Looking ahead, Penta is expanding its research horizon by strengthening the integration between basic science, translational research and clinical trials. Over recent years, the Foundation has worked with partners to progressively bridge the gap between early discovery and clinical application, building a research model capable of translating scientific innovation into tangible health solutions.
A key element of this evolution is the adoption of new methodological approaches, including the use of artificial intelligence and advanced computational systems. These tools are increasingly being used to optimise candidate molecules, support in‑silico experimentation and inform the design of innovative clinical trials. In 2026 Penta will establish a new Working Group within its Network governance to advance the responsible application of these approaches. The group will support improved predictive accuracy and the development of adaptive trial designs, helping to reduce the number of participants required for enrolment, while maintaining scientific robustness and ethical standards, an especially important consideration when research involves children and pregnant people.

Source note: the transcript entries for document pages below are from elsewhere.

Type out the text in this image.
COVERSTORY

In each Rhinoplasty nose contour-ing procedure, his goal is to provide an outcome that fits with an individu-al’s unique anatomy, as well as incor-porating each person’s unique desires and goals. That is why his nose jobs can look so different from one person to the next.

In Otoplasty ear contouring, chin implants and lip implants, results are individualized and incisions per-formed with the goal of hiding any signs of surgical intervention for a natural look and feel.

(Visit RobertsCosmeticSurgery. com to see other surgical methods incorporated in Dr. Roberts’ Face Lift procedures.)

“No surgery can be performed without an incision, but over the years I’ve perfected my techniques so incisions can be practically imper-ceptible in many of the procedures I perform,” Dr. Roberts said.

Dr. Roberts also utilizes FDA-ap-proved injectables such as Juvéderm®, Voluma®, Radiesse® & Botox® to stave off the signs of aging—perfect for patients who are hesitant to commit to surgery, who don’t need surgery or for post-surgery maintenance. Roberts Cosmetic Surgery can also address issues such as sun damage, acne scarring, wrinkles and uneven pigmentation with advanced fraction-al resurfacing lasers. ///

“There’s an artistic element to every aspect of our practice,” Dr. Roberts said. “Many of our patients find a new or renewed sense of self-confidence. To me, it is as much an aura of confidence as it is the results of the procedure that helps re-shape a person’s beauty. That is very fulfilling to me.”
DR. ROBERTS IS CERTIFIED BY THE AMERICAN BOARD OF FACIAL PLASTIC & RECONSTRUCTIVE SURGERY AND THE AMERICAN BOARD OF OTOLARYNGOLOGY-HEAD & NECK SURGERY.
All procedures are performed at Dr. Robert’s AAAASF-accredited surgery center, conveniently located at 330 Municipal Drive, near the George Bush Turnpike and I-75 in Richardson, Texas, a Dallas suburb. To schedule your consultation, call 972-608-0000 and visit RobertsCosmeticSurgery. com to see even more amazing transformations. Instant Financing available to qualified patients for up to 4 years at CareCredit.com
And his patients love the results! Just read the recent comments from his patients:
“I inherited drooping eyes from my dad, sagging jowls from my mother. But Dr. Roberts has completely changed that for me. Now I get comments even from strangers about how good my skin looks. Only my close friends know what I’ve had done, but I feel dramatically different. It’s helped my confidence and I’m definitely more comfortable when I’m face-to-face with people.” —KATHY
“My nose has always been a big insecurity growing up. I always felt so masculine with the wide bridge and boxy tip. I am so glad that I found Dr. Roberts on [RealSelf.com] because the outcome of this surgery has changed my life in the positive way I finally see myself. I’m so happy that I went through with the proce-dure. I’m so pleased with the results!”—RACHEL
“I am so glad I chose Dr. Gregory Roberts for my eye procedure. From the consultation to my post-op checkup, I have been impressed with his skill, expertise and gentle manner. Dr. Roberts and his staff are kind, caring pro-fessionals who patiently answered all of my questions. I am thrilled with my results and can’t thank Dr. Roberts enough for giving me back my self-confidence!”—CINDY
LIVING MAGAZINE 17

The MALASSA project, submitted for funding under Horizon Europe, illustrates how this integrated, forward‑looking approach can be translated into practice. The project is designed as a virtuous cycle that spans the entire research pathway: from the identification of novel therapeutic targets and their in‑silico optimisation, through preclinical validation in vitro and in vivo, to early clinical testing and validation. The project will integrate AI‑driven molecular optimisation with preclinical and first‑in‑human clinical studies, with the aim not only to accelerate the development of innovative monoclonal antibody therapies, but also to establish a scalable and transferable model for responding to emerging infectious threats.
Through initiatives such as MALASSA, Penta is positioning itself at the intersection of scientific innovation, methodological advancement and public health impact. This integrated approach will be essential to strengthen research preparedness, reduce development timelines, and ensure that advanced therapeutic strategies can be developed and tested responsibly, efficiently and with global relevance.
In parallel, growing scientific interest is focusing on the development of mucosal vaccines, particularly against respiratory pathogens. By inducing immune responses directly at the site of pathogen entry, such as the respiratory mucosa, these approaches may reduce infection and transmission more effectively than traditional systemic vaccines. Although still under development for several pathogens, mucosal vaccine strategies represent a promising area of research for strengthening prevention of respiratory and emerging infectious diseases.
Scientific innovation must be accompanied by strong commitments to equitable access and sustainability. Vaccines and monoclonal antibodies will achieve their full public health impact only if affordability, equitable distribution and technology transfer are addressed, particularly in low‑ and middle‑income countries. Strengthening local manufacturing capacity, regulatory expertise and implementation infrastructures will be essential to translate innovation into durable health gains.
Preparing for future infectious threats requires sustained investment in research, collaboration and global solidarity. By advancing vaccines and monoclonal antibodies while ensuring that these tools reach those who need them most, including children, pregnant people and individuals with chronic or immunocompromising conditions, the global health community can build a more resilient and inclusive response to the infectious diseases of tomorrow.